Sermon for Trinity Sunday – 12th June 2022: PROVERBS 8:1- 4,22-31, ROMANS 5:1-5, JOHN 16:12-15.
Deacon Christine Saccali – St Paul’s Athens
Endless Dance
May I speak in the name of the Triune God Father, Son and Holy Spirit.
Today is Trinity Sunday. In many churches preaching on the Trinity is deemed to be drawing the short straw! Not so here today, I volunteered for this. Explaining how God is both three and one is philosophically complex; all examples and analogies such as three petalled flowers with one stem may be helpful but are ultimately misleading. I know of a few sermons leading on the ma’armalade sandwich explanation following on from the Queen and Paddington Jubilee tea sketch.

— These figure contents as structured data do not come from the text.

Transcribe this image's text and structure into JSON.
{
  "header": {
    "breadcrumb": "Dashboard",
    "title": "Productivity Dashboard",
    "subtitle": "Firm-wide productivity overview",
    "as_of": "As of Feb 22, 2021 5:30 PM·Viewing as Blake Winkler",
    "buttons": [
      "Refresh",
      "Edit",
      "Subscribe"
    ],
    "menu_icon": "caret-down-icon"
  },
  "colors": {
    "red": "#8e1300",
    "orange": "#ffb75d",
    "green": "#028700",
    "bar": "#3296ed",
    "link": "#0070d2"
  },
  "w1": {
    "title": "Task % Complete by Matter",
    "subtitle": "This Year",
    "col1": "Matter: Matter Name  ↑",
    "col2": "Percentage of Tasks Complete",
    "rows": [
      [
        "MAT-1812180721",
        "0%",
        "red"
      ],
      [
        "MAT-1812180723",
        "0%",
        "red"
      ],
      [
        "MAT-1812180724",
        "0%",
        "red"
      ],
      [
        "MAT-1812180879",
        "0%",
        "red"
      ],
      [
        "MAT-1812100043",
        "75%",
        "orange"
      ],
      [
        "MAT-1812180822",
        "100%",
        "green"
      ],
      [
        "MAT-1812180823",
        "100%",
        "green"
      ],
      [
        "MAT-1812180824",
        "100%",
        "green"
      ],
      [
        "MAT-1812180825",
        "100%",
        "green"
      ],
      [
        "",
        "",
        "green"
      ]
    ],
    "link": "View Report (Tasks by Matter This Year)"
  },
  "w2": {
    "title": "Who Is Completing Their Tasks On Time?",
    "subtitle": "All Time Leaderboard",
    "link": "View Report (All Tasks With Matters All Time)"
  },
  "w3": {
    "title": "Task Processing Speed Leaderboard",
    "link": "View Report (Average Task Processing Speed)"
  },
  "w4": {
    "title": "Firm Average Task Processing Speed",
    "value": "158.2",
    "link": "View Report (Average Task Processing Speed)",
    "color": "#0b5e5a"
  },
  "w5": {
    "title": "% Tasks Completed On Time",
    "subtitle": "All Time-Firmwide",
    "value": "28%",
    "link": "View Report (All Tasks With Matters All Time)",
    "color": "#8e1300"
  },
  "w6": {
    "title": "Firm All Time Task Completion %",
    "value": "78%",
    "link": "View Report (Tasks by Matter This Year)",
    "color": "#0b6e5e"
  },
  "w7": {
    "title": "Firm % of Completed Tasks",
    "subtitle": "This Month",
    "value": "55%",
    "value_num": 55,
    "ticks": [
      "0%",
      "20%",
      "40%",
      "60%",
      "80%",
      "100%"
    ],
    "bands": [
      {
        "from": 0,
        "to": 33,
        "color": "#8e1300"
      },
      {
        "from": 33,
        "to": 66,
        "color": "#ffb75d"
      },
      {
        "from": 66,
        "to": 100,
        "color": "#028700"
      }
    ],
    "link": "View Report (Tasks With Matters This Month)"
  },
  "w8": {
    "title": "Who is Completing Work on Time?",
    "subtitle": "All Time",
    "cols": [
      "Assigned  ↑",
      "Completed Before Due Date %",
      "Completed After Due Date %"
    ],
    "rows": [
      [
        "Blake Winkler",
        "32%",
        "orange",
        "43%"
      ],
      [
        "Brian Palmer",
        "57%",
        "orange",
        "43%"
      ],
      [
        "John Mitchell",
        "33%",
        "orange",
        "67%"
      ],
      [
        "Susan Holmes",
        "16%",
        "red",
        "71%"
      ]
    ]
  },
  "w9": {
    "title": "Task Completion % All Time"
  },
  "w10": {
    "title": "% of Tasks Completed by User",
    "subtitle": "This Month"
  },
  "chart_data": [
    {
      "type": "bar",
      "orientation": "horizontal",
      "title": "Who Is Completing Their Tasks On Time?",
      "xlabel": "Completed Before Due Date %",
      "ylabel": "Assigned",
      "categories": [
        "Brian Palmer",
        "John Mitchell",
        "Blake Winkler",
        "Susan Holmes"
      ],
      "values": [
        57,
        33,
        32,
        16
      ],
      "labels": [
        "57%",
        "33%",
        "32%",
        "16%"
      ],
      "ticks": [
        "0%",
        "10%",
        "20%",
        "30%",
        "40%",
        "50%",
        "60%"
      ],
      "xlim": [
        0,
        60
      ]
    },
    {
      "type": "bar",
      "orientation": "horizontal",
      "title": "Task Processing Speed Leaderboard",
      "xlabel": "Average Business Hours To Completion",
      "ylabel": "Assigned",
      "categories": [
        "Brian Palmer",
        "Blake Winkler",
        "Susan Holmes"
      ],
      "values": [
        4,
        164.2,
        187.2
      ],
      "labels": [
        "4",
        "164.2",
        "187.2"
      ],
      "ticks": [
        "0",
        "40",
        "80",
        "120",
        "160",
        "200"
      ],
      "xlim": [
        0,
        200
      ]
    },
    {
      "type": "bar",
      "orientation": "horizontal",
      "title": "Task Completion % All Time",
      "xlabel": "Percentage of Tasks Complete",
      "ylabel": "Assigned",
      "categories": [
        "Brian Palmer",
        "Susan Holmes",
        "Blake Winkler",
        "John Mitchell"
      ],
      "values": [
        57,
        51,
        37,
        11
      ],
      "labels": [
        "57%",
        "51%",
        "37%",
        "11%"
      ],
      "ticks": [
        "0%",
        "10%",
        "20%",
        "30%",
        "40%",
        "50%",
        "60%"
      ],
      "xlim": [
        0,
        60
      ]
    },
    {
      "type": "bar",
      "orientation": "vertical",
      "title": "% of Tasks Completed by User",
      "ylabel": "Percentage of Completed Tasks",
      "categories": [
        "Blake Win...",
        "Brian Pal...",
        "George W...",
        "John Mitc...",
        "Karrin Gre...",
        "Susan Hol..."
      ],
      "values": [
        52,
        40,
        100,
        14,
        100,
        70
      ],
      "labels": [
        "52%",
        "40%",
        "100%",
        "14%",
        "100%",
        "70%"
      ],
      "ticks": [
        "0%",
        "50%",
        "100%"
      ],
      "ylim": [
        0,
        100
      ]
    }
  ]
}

The great second century theologian Bishop Irenaeus taught his congregation that the Trinity is like two hands operated by the mind. Each are distinct in themselves but each cannot operate without each other. This sounds promising – it is much better than three petalled flowers because it conveys something of the way God operates in the world and in our lives, just as we operate in the world. But in the end this analogy fails too. What about the one handed person? And come to think about it, does the mind need hands and body to operate ?
So, today we are not going to try to solve the problem of exactly how God as Trinity can be three in one, but we can together reflect on why the idea of the Trinity, while not explicitly mentioned in Scripture is absolutely crucial for our understanding of God, our relationship with the divine and others and why it is simultaneously both mysterious, joyous and Good News.